Né, dans le contexte « post attentat », ce guide tente de répondre aux demandes croissantes des chefs d’entreprise, des organisations syndicales, patronales, et des DRH, qui ont parfois l’impression de ne pas disposer des outils nécessaires pour faire face aux demandes des salariés. Un sentiment confirmé par une étude de l’institut Randstad publiée au mois de septembre, selon laquelle près d’un manager sur deux (48%) est confronté à la question de l’expression des convictions religieuses au travail, voire « débordés », pour 18% des dirigeants interrogés.
Un guide sous forme de vade–mecum
Ce n’est pas un document créant des règles nouvelles, que propose là la ministre du travail, mais bien un vade-mecum à l’usage des employeurs comme des salariés. Organisé sous forme de questions/réponses, il tente d’apporter des réponses concrètes aux questions que peut susciter le fait religieux en entreprise.

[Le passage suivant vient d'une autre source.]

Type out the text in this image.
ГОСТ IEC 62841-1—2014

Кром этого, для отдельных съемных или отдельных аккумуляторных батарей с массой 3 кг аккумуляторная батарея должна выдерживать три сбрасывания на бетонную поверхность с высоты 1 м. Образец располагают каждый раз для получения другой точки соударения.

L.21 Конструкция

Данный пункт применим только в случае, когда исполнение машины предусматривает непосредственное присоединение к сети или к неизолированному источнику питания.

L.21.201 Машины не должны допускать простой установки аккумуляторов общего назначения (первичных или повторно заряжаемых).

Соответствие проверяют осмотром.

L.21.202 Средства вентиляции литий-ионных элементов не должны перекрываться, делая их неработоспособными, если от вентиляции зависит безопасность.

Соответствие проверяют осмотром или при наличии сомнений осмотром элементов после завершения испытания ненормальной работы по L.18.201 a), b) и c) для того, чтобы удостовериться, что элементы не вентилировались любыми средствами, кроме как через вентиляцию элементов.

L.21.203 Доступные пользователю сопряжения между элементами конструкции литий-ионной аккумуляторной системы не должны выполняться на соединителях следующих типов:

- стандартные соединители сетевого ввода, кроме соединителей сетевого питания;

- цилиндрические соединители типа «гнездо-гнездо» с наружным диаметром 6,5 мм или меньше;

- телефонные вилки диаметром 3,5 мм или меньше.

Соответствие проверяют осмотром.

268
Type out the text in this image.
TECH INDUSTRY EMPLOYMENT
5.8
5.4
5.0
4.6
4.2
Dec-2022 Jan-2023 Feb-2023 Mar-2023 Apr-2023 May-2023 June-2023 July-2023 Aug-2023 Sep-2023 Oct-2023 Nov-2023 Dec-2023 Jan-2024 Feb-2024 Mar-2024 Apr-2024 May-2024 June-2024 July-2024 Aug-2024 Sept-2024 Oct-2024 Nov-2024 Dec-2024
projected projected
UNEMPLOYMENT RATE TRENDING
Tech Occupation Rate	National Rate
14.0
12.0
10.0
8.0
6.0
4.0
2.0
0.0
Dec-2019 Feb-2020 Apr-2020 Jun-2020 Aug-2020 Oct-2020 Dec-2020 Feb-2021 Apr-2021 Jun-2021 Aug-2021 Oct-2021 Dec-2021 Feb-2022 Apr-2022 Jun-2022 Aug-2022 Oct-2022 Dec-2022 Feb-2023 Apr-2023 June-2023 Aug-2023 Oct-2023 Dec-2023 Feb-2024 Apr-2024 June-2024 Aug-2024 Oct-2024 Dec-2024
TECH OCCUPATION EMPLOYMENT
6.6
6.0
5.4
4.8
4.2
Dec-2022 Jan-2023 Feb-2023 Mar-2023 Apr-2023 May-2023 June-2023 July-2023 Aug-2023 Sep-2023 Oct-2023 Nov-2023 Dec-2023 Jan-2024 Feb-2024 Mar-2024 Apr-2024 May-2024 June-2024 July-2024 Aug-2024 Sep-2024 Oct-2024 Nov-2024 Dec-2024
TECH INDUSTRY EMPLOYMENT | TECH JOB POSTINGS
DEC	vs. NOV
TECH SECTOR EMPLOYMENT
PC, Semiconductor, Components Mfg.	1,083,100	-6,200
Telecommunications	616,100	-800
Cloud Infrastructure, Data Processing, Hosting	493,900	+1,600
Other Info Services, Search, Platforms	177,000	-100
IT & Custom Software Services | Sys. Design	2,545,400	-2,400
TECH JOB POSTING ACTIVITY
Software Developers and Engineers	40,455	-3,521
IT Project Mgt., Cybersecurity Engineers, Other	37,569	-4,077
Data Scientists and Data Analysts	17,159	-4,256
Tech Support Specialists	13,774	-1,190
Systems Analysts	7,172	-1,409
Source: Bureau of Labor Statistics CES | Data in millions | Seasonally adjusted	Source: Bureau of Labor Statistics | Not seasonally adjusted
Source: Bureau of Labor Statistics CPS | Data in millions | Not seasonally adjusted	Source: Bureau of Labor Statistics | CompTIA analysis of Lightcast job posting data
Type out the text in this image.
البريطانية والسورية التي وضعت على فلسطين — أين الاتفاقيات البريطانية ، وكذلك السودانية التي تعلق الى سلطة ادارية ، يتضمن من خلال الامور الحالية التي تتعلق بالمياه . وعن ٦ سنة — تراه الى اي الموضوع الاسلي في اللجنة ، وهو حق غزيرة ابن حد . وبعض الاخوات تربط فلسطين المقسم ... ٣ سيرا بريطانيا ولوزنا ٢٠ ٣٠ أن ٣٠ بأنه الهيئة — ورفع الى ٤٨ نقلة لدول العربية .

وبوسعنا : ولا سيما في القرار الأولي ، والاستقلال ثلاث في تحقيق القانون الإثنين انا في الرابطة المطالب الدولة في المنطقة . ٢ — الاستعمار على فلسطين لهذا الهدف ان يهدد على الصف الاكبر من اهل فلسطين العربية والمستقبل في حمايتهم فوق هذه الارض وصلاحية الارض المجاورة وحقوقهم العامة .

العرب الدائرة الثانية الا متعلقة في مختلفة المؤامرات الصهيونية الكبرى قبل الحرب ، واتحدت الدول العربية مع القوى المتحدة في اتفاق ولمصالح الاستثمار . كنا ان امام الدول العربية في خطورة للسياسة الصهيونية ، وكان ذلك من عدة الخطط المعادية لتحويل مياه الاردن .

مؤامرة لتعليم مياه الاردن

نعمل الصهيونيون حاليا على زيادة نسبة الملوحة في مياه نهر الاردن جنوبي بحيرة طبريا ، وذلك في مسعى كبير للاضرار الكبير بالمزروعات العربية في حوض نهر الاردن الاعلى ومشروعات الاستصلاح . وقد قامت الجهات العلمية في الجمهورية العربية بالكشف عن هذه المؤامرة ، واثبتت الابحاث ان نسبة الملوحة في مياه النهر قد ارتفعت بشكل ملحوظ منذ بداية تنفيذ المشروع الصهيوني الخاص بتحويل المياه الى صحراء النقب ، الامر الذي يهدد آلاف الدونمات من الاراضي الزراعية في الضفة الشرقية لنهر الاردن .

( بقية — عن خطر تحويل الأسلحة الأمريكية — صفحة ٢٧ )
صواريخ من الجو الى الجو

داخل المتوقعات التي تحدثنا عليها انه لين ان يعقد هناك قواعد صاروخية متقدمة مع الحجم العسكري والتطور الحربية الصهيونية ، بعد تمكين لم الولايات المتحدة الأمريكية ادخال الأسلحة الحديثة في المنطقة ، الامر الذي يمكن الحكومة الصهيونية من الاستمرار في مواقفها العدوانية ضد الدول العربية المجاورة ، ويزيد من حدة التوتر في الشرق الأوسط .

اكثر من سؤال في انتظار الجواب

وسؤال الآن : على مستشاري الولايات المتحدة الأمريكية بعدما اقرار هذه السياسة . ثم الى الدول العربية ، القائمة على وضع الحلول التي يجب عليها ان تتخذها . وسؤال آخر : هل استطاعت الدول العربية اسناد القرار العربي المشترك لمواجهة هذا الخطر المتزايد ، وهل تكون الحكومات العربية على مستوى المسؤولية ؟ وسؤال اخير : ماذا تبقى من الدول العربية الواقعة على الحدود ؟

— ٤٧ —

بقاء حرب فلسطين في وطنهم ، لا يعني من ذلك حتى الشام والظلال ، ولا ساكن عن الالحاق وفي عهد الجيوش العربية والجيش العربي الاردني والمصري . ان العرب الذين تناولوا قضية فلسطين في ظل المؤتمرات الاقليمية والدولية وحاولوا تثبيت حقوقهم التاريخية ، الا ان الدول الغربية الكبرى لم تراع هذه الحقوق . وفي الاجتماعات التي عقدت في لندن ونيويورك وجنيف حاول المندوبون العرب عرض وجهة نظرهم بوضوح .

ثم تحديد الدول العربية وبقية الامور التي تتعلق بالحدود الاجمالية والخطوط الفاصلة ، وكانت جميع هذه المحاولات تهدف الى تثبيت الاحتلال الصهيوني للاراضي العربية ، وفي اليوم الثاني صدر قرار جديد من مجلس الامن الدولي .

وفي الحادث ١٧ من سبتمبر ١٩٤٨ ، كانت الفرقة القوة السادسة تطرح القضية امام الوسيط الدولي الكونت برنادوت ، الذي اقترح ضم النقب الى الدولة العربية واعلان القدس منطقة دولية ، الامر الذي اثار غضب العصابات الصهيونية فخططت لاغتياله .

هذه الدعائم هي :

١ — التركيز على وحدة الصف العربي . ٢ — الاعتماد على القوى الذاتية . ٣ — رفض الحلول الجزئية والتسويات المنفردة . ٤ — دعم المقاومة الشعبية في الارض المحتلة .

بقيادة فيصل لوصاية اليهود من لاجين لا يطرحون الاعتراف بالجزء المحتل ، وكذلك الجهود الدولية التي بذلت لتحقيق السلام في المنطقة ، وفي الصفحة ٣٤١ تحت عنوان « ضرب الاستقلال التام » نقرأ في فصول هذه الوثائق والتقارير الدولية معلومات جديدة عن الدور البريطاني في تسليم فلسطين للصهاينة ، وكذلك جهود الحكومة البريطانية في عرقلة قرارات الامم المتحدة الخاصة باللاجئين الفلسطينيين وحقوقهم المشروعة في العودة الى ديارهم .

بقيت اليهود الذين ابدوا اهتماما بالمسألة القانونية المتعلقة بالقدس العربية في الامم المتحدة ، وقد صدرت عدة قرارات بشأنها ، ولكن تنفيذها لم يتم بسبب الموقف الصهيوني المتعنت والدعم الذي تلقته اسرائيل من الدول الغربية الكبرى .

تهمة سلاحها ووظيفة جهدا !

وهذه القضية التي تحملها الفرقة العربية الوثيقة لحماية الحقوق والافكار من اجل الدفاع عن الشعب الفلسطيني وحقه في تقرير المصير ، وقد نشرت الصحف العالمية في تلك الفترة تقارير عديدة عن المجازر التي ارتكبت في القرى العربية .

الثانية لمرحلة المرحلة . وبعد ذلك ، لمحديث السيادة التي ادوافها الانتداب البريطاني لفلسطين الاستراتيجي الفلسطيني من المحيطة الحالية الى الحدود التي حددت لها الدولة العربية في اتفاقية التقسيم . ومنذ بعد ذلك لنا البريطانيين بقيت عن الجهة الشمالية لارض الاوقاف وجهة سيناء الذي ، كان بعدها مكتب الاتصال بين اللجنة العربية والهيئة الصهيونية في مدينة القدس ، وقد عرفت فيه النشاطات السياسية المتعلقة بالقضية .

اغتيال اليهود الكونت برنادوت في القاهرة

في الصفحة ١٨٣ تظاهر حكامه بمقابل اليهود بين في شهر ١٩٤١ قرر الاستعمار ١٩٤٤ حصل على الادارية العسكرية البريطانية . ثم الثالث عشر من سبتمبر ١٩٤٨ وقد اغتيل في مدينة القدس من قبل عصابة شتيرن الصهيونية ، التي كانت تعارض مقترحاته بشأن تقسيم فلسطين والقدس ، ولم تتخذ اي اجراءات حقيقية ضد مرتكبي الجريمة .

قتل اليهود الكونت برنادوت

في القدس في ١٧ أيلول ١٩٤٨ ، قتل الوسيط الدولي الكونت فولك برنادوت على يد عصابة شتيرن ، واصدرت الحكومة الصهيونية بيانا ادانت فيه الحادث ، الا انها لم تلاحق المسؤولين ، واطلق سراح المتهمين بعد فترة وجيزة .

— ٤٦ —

Le guide, qui en préambule, précise des notions clés telles que la liberté de religion, la laïcité ou le principe de non discrimination…, les illustre dans une seconde partie par des situations concrètes. Pour chacune des questions traitées, des réponses distinctes sont apportées au lecteur, selon qu’il est employeur ou salarié.
Cinq grandes thématiques de la vie de l’entreprise sont successivement abordées : l’offre d’emploi et l’entretien d’embauche, l’exécution du travail, le comportement dans l’entreprise, l’organisation du temps de travail, et la vie collective.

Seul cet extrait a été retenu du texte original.